After implementing your model, you may want to scale up your training procedure by running on a cluster. Below we provide basic instructions for installation, building, and running on a cluster. This manual assumes you work on a Linux cluster with command line interface. We provide specific suggestions for running on the Snellius cluster, which is the Dutch national supercomputer hosted by Surf.

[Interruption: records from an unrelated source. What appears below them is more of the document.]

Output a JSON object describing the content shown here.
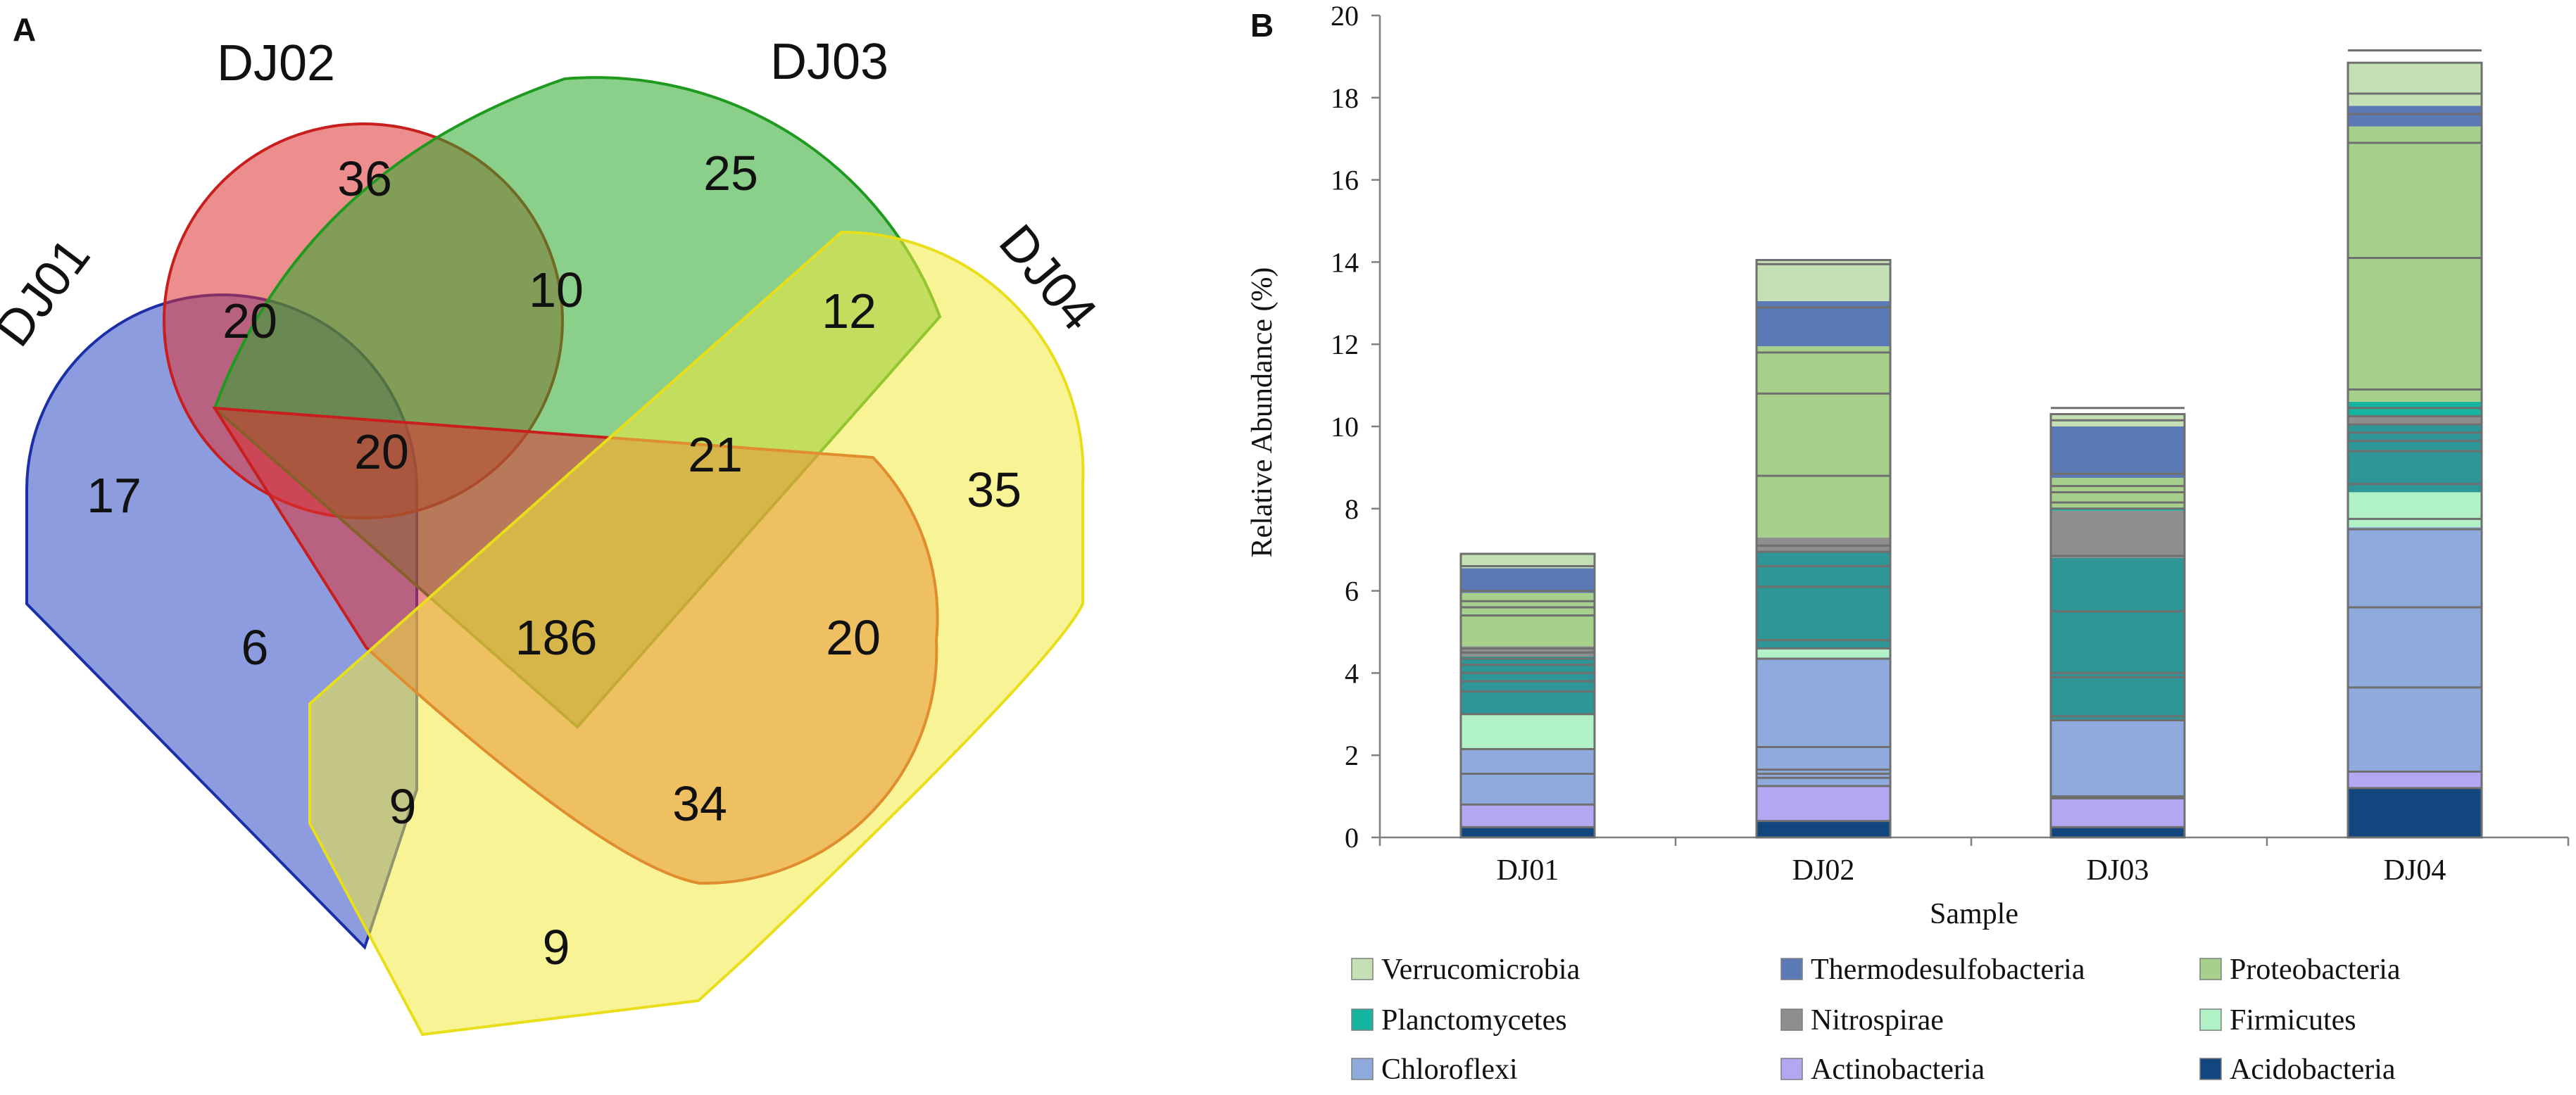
{
  "panel_a": {
    "label": "A",
    "sets": [
      {
        "name": "DJ01",
        "color": "#2f49c4",
        "stroke": "#1a2fa8"
      },
      {
        "name": "DJ02",
        "color": "#dd3232",
        "stroke": "#c81e1e"
      },
      {
        "name": "DJ03",
        "color": "#2aaa2a",
        "stroke": "#1f9a1f"
      },
      {
        "name": "DJ04",
        "color": "#f2ea3c",
        "stroke": "#e8de1a"
      }
    ],
    "region_counts": {
      "dj02_only": "36",
      "dj03_only": "25",
      "dj01_only": "17",
      "dj04_only": "35",
      "dj01_dj02": "20",
      "dj02_dj03": "10",
      "dj03_dj04": "12",
      "dj01_dj02_dj03": "20",
      "dj02_dj03_dj04": "21",
      "all_four": "186",
      "dj01_dj03": "6",
      "dj02_dj04": "20",
      "dj01_dj03_dj04": "9",
      "dj01_dj02_dj04": "34",
      "dj01_dj04": "9"
    }
  },
  "panel_b": {
    "label": "B"
  },
  "chart_data": {
    "type": "bar",
    "stacked": true,
    "title": "",
    "xlabel": "Sample",
    "ylabel": "Relative Abundance (%)",
    "ylim": [
      0,
      20
    ],
    "yticks": [
      0,
      2,
      4,
      6,
      8,
      10,
      12,
      14,
      16,
      18,
      20
    ],
    "ytick_labels": [
      "0",
      "2",
      "4",
      "6",
      "8",
      "10",
      "12",
      "14",
      "16",
      "18",
      "20"
    ],
    "grid": false,
    "legend_position": "bottom",
    "categories": [
      "DJ01",
      "DJ02",
      "DJ03",
      "DJ04"
    ],
    "series": [
      {
        "name": "Acidobacteria",
        "color": "#12467e",
        "values": [
          0.25,
          0.4,
          0.25,
          1.2
        ]
      },
      {
        "name": "Actinobacteria",
        "color": "#b4a6f0",
        "values": [
          0.55,
          0.85,
          0.7,
          0.4
        ]
      },
      {
        "name": "Chloroflexi",
        "color": "#8faadc",
        "values": [
          1.35,
          3.1,
          1.9,
          5.95
        ]
      },
      {
        "name": "Firmicutes",
        "color": "#b1f1c8",
        "values": [
          0.85,
          0.25,
          0.0,
          0.85
        ]
      },
      {
        "name": "Planctomycetes",
        "color": "#2e9696",
        "values": [
          1.4,
          2.35,
          3.95,
          1.65
        ]
      },
      {
        "name": "Nitrospirae",
        "color": "#8e8e8e",
        "values": [
          0.25,
          0.35,
          1.15,
          0.2
        ]
      },
      {
        "name": "Planctomycetes (2)",
        "color": "#14b4a0",
        "values": [
          0.0,
          0.0,
          0.05,
          0.35
        ]
      },
      {
        "name": "Proteobacteria",
        "color": "#a8d08d",
        "values": [
          1.3,
          4.65,
          0.75,
          6.7
        ]
      },
      {
        "name": "Thermodesulfobacteria",
        "color": "#5b79b4",
        "values": [
          0.6,
          1.1,
          1.25,
          0.5
        ]
      },
      {
        "name": "Verrucomicrobia",
        "color": "#c5e0b4",
        "values": [
          0.35,
          1.0,
          0.3,
          1.05
        ]
      }
    ],
    "inner_lines": [
      [
        0.25,
        0.8,
        1.55,
        2.15,
        3.0,
        3.55,
        3.8,
        4.0,
        4.2,
        4.35,
        4.5,
        4.6,
        5.4,
        5.6,
        5.75,
        6.0,
        6.6,
        6.9
      ],
      [
        0.4,
        1.25,
        1.45,
        1.55,
        1.65,
        2.2,
        4.35,
        4.6,
        4.8,
        6.1,
        6.6,
        6.95,
        7.1,
        8.8,
        10.8,
        11.8,
        12.9,
        13.95
      ],
      [
        0.25,
        0.95,
        1.0,
        2.85,
        2.95,
        3.9,
        4.0,
        5.5,
        6.85,
        8.0,
        8.15,
        8.4,
        8.55,
        8.85,
        10.15,
        10.45
      ],
      [
        1.2,
        1.6,
        3.65,
        5.6,
        7.5,
        7.75,
        8.6,
        9.4,
        9.65,
        9.85,
        10.05,
        10.25,
        10.45,
        10.9,
        14.1,
        16.9,
        17.6,
        18.1,
        19.15
      ]
    ],
    "legend": [
      {
        "name": "Verrucomicrobia",
        "color": "#c5e0b4"
      },
      {
        "name": "Thermodesulfobacteria",
        "color": "#5b79b4"
      },
      {
        "name": "Proteobacteria",
        "color": "#a8d08d"
      },
      {
        "name": "Planctomycetes",
        "color": "#14b4a0"
      },
      {
        "name": "Nitrospirae",
        "color": "#8e8e8e"
      },
      {
        "name": "Firmicutes",
        "color": "#b1f1c8"
      },
      {
        "name": "Chloroflexi",
        "color": "#8faadc"
      },
      {
        "name": "Actinobacteria",
        "color": "#b4a6f0"
      },
      {
        "name": "Acidobacteria",
        "color": "#12467e"
      }
    ]
  }
}
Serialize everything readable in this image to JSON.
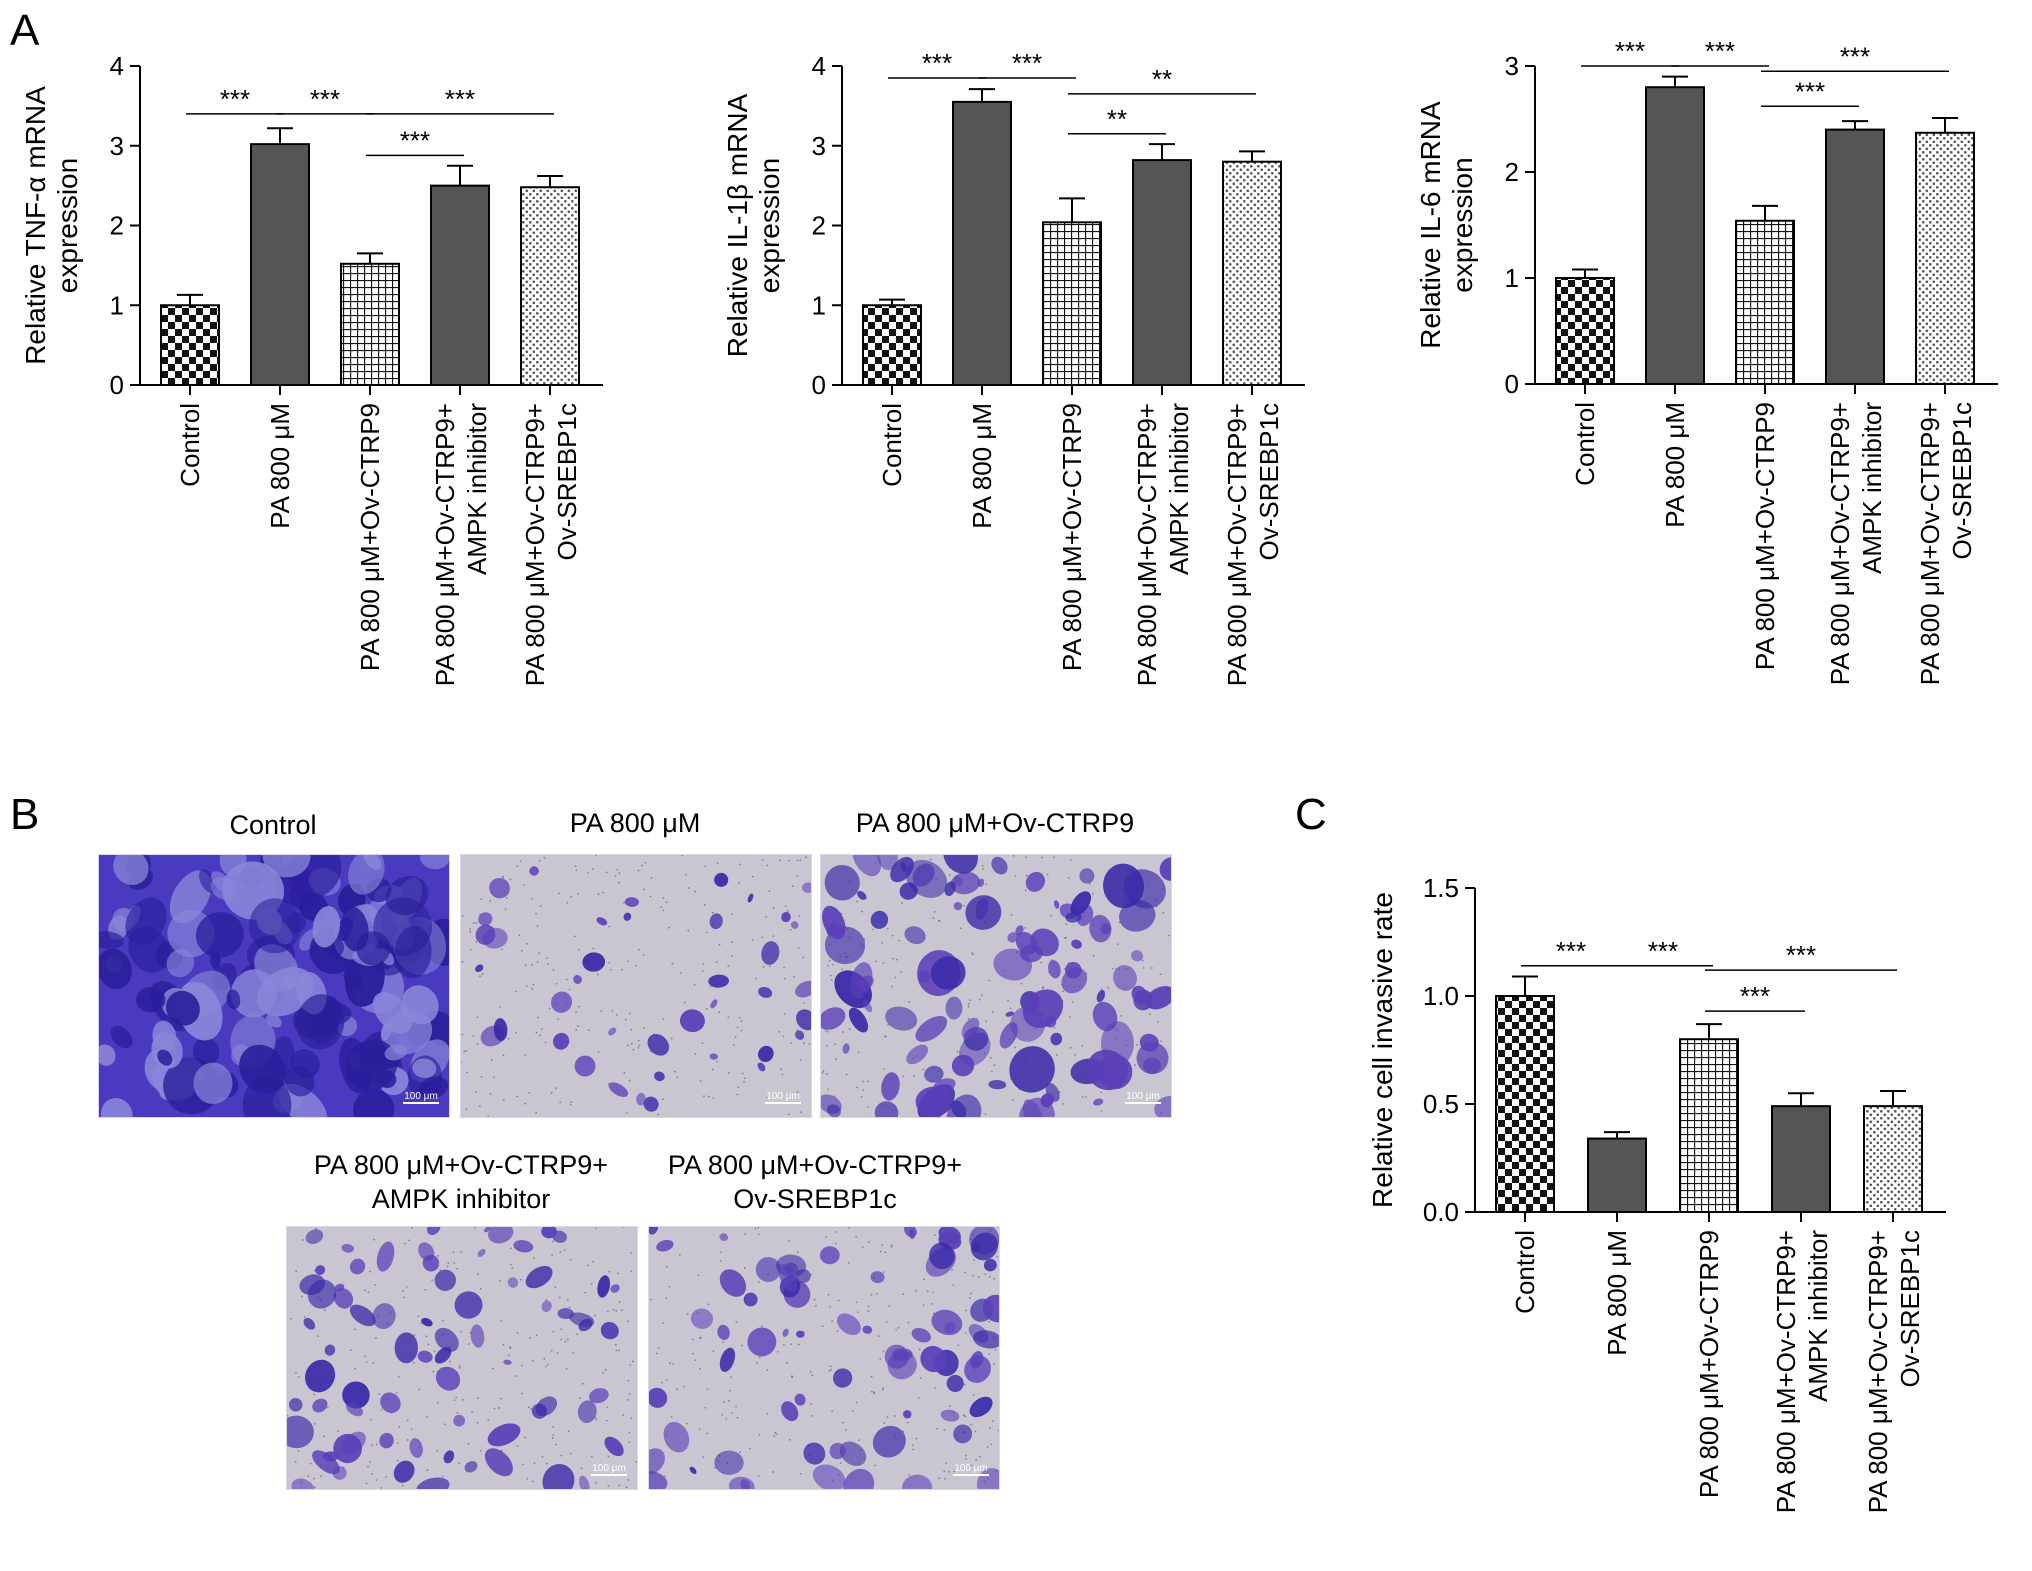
{
  "panels": {
    "a": "A",
    "b": "B",
    "c": "C"
  },
  "colors": {
    "bar_dark": "#555555",
    "bar_outline": "#000000",
    "stain_purple": "#5a3fb8",
    "stain_dense": "#3a2aa8",
    "membrane": "#c9c6d2"
  },
  "photos": {
    "scale_label": "100 μm",
    "items": [
      {
        "caption_lines": [
          "Control"
        ],
        "density": "dense"
      },
      {
        "caption_lines": [
          "PA 800 μM"
        ],
        "density": "sparse"
      },
      {
        "caption_lines": [
          "PA 800 μM+Ov-CTRP9"
        ],
        "density": "high"
      },
      {
        "caption_lines": [
          "PA 800 μM+Ov-CTRP9+",
          "AMPK inhibitor"
        ],
        "density": "medium"
      },
      {
        "caption_lines": [
          "PA 800 μM+Ov-CTRP9+",
          "Ov-SREBP1c"
        ],
        "density": "medium"
      }
    ]
  },
  "chart_data": [
    {
      "panel": "A",
      "type": "bar",
      "ylabel": [
        "Relative TNF-α mRNA",
        "expression"
      ],
      "ylim": [
        0,
        4
      ],
      "yticks": [
        "0",
        "1",
        "2",
        "3",
        "4"
      ],
      "categories": [
        [
          "Control"
        ],
        [
          "PA 800 μM"
        ],
        [
          "PA 800 μM+Ov-CTRP9"
        ],
        [
          "PA 800 μM+Ov-CTRP9+",
          "AMPK inhibitor"
        ],
        [
          "PA 800 μM+Ov-CTRP9+",
          "Ov-SREBP1c"
        ]
      ],
      "values": [
        1.0,
        3.02,
        1.52,
        2.5,
        2.48
      ],
      "errors": [
        0.13,
        0.2,
        0.13,
        0.25,
        0.14
      ],
      "patterns": [
        "checker",
        "solid",
        "grid",
        "solid",
        "dots"
      ],
      "significance": [
        {
          "from": 0,
          "to": 1,
          "label": "***",
          "y": 3.4
        },
        {
          "from": 1,
          "to": 2,
          "label": "***",
          "y": 3.4
        },
        {
          "from": 2,
          "to": 4,
          "label": "***",
          "y": 3.4
        },
        {
          "from": 2,
          "to": 3,
          "label": "***",
          "y": 2.88
        }
      ]
    },
    {
      "panel": "A",
      "type": "bar",
      "ylabel": [
        "Relative IL-1β mRNA",
        "expression"
      ],
      "ylim": [
        0,
        4
      ],
      "yticks": [
        "0",
        "1",
        "2",
        "3",
        "4"
      ],
      "categories": [
        [
          "Control"
        ],
        [
          "PA 800 μM"
        ],
        [
          "PA 800 μM+Ov-CTRP9"
        ],
        [
          "PA 800 μM+Ov-CTRP9+",
          "AMPK inhibitor"
        ],
        [
          "PA 800 μM+Ov-CTRP9+",
          "Ov-SREBP1c"
        ]
      ],
      "values": [
        1.0,
        3.55,
        2.04,
        2.82,
        2.8
      ],
      "errors": [
        0.07,
        0.16,
        0.3,
        0.2,
        0.13
      ],
      "patterns": [
        "checker",
        "solid",
        "grid",
        "solid",
        "dots"
      ],
      "significance": [
        {
          "from": 0,
          "to": 1,
          "label": "***",
          "y": 3.85
        },
        {
          "from": 1,
          "to": 2,
          "label": "***",
          "y": 3.85
        },
        {
          "from": 2,
          "to": 4,
          "label": "**",
          "y": 3.65
        },
        {
          "from": 2,
          "to": 3,
          "label": "**",
          "y": 3.15
        }
      ]
    },
    {
      "panel": "A",
      "type": "bar",
      "ylabel": [
        "Relative IL-6 mRNA",
        "expression"
      ],
      "ylim": [
        0,
        3
      ],
      "yticks": [
        "0",
        "1",
        "2",
        "3"
      ],
      "categories": [
        [
          "Control"
        ],
        [
          "PA 800 μM"
        ],
        [
          "PA 800 μM+Ov-CTRP9"
        ],
        [
          "PA 800 μM+Ov-CTRP9+",
          "AMPK inhibitor"
        ],
        [
          "PA 800 μM+Ov-CTRP9+",
          "Ov-SREBP1c"
        ]
      ],
      "values": [
        1.0,
        2.8,
        1.54,
        2.4,
        2.37
      ],
      "errors": [
        0.08,
        0.1,
        0.14,
        0.08,
        0.14
      ],
      "patterns": [
        "checker",
        "solid",
        "grid",
        "solid",
        "dots"
      ],
      "significance": [
        {
          "from": 0,
          "to": 1,
          "label": "***",
          "y": 3.0
        },
        {
          "from": 1,
          "to": 2,
          "label": "***",
          "y": 3.0
        },
        {
          "from": 2,
          "to": 4,
          "label": "***",
          "y": 2.95
        },
        {
          "from": 2,
          "to": 3,
          "label": "***",
          "y": 2.62
        }
      ]
    },
    {
      "panel": "C",
      "type": "bar",
      "ylabel": [
        "Relative cell invasive rate"
      ],
      "ylim": [
        0,
        1.5
      ],
      "yticks": [
        "0.0",
        "0.5",
        "1.0",
        "1.5"
      ],
      "categories": [
        [
          "Control"
        ],
        [
          "PA 800 μM"
        ],
        [
          "PA 800 μM+Ov-CTRP9"
        ],
        [
          "PA 800 μM+Ov-CTRP9+",
          "AMPK inhibitor"
        ],
        [
          "PA 800 μM+Ov-CTRP9+",
          "Ov-SREBP1c"
        ]
      ],
      "values": [
        1.0,
        0.34,
        0.8,
        0.49,
        0.49
      ],
      "errors": [
        0.09,
        0.03,
        0.07,
        0.06,
        0.07
      ],
      "patterns": [
        "checker",
        "solid",
        "grid",
        "solid",
        "dots"
      ],
      "significance": [
        {
          "from": 0,
          "to": 1,
          "label": "***",
          "y": 1.14
        },
        {
          "from": 1,
          "to": 2,
          "label": "***",
          "y": 1.14
        },
        {
          "from": 2,
          "to": 4,
          "label": "***",
          "y": 1.12
        },
        {
          "from": 2,
          "to": 3,
          "label": "***",
          "y": 0.93
        }
      ]
    }
  ]
}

0. Download and unzip LibTorch (Only on Snellius):

Easiest way to link LibTorch: you can download the LibTorch version for Linux and upload it (still zipped) to your home folder. Next, you can unzip the library:

unzip libtorch-version-name.zip

1. Build:

We provide a special build.job file in the /bash folder that will automate all build processes for you, you will only need to change the specific target for your build and next run it using:

cd bash
sbatch build.job

For those that prefer a manual build, below we provide the steps for building. Note that it is not allowed to build on the login node, so you will first need to request a compute node for your job:

srun -p genoa -c 192 -n 1 -t 00:15:00 --pty /bin/bash

As soon as you have been allocated a node, you need to load the modules using source loadmodules.sh

cd bash
source loadmodules.sh
cd .. #back to root

Next follow the below steps.

For a specific preset from CMake user presets (e.g., LinRel):

cmake --preset=LinRel  # Other options: LinDeb/ LinDB

Compile all code:

cmake --build out/LinRel -- -j120

Note: The option -- -j120 instructs to parallelize the build.

If you encounter the error:

CMake Error: Could not read presets from /home/willemvj/DynaPlexPrivate: Unrecognized "version" field

Your CMake version is not recent enough. On Snellius, you may have forgotten to source loadmodules.sh to bring the recent CMake version into scope.

Compile a specific target (e.g., sometarget). This will only build you specific target, e.g., a target in the src

cmake --build out/LinRel --target sometarget -j12

3. Run:

Executables may be run from using a job script, using the sbatch command, see CPU.job in the bash/ folder for an example file.